Strategy 4 — Semantic Versioning in Practice

Regardless of which strategy you choose for the URL surface, you should apply semantic versioning principles to the version number itself:

v1.0.0  →  Major.Minor.Patch

In practice, most public APIs only expose the major version in the URL (/v1/, /v2/) and communicate minor/patch changes through changelogs and headers like X-API-Version: 1.3.2.


Deprecation: The Graceful Goodbye

Versioning without a deprecation strategy is like having an emergency exit but no evacuation plan. The full versioning lifecycle looks like this:

  v1 Released
      |
      |<---- v1 Active Period (stable, fully supported) ---->|
      |                                                       |
      |              v2 Released                             |
      |                   |                                  |
      |<--- Sunset Period: v1 marked deprecated, v2 active ->|
      |                   |                                  |
      |    (Clients notified via Deprecation headers,        |
      |     changelogs, email)                               |
      |                   |                                  |
      |                   v                                  |
      |              v1 Sunsetted (returns 410 Gone)         |

In Figure 3, the key takeaway is the sunset period. This is the window during which both versions co-exist. Responsible API providers give clients at minimum 6–12 months before killing an older version. Stripe is legendary for maintaining old API versions for years.

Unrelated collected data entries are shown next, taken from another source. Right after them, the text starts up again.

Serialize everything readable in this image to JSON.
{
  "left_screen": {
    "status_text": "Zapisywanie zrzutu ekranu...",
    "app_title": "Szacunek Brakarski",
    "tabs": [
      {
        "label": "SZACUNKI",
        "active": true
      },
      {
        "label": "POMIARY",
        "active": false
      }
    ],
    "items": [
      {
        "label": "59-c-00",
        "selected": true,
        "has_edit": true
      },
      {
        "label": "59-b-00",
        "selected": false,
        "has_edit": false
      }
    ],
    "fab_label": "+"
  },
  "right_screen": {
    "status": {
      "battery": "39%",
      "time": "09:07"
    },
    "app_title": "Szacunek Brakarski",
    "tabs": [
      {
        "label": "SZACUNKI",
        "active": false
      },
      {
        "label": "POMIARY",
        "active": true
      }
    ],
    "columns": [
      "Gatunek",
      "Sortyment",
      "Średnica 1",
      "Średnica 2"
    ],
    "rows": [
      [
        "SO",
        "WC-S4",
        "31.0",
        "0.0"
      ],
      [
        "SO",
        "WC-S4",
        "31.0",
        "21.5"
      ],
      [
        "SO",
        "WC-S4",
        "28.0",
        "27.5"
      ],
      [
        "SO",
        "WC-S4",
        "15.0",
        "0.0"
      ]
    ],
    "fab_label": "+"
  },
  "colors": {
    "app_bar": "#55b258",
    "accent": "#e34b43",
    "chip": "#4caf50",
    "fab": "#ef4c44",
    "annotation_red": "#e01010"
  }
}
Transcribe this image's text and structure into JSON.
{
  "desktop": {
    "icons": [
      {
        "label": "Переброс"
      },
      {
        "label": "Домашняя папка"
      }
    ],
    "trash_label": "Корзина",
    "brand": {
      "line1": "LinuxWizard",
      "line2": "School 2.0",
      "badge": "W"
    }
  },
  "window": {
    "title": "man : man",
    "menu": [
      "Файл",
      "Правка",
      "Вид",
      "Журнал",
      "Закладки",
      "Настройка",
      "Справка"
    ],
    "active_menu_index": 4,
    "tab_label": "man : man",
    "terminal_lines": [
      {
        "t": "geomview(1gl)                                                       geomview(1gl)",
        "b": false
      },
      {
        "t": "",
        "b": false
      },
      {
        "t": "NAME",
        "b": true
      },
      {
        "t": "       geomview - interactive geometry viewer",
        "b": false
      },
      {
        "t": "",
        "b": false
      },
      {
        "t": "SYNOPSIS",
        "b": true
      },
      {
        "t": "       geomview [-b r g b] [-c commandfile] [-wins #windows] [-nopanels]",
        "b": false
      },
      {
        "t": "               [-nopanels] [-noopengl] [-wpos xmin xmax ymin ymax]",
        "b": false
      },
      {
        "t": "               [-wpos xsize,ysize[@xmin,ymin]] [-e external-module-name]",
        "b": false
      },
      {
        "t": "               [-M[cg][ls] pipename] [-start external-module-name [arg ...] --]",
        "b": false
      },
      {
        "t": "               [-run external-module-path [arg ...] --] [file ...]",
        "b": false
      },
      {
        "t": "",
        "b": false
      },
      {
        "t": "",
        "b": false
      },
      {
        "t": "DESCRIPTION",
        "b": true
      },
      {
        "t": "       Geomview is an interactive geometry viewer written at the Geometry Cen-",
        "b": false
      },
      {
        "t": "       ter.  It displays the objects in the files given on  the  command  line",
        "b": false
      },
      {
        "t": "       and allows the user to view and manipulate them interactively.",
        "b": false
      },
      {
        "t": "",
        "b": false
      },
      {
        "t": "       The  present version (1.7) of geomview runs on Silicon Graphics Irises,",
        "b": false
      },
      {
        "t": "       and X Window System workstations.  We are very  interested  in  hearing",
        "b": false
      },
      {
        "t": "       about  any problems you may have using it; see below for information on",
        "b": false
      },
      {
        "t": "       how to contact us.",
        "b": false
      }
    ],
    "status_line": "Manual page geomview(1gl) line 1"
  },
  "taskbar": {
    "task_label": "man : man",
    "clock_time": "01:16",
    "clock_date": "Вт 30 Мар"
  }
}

Communicating deprecation programmatically:

from fastapi import FastAPI
from fastapi.responses import JSONResponse

app = FastAPI()

@app.get("/v1/users/{user_id}")
def get_user_v1(user_id: int):
    response_data = {
        "user_name": "alice",
        "mail": "alice@example.com"
    }

    response = JSONResponse(content=response_data)
    # RFC 8594 — standard deprecation signaling
    response.headers["Deprecation"] = "true"
    response.headers["Sunset"] = "Sat, 01 Jan 2027 00:00:00 GMT"
    response.headers["Link"] = (
        '<https://api.myservice.com/v2/users>; rel="successor-version"'
    )
    return response

When clients see the Deprecation and Sunset headers, they know they have a deadline to migrate. This is far more graceful than a sudden 404.


Interview Cheat-Sheet: Versioning Decision Tree

Q: Should I version my API?
        |
        v
   Is this a public API, or do I have external
   clients I don't control?
        |
   Yes--|-----> USE VERSIONING (URI path is safest default)
        |
   No --+-----> Coordinate directly with all clients;
                consider feature flags instead
                        |
                        v
                Is discoverability & caching critical?
                        |
                   Yes--|-----> URI Path Versioning
                        |
                   No --+-----> Header Versioning (enterprise/internal APIs)

Part II — Pagination: Taming the Infinite Feed


The Library Returns: Fetching “All the Books”

Let’s go back to our library. A new patron walks in and says, “Give me every book you have.” The librarian stares. There are 4 million books. Should she hand them all over at once? The patron would collapse under the weight. The loading dock would be paralyzed. No other patron could get service.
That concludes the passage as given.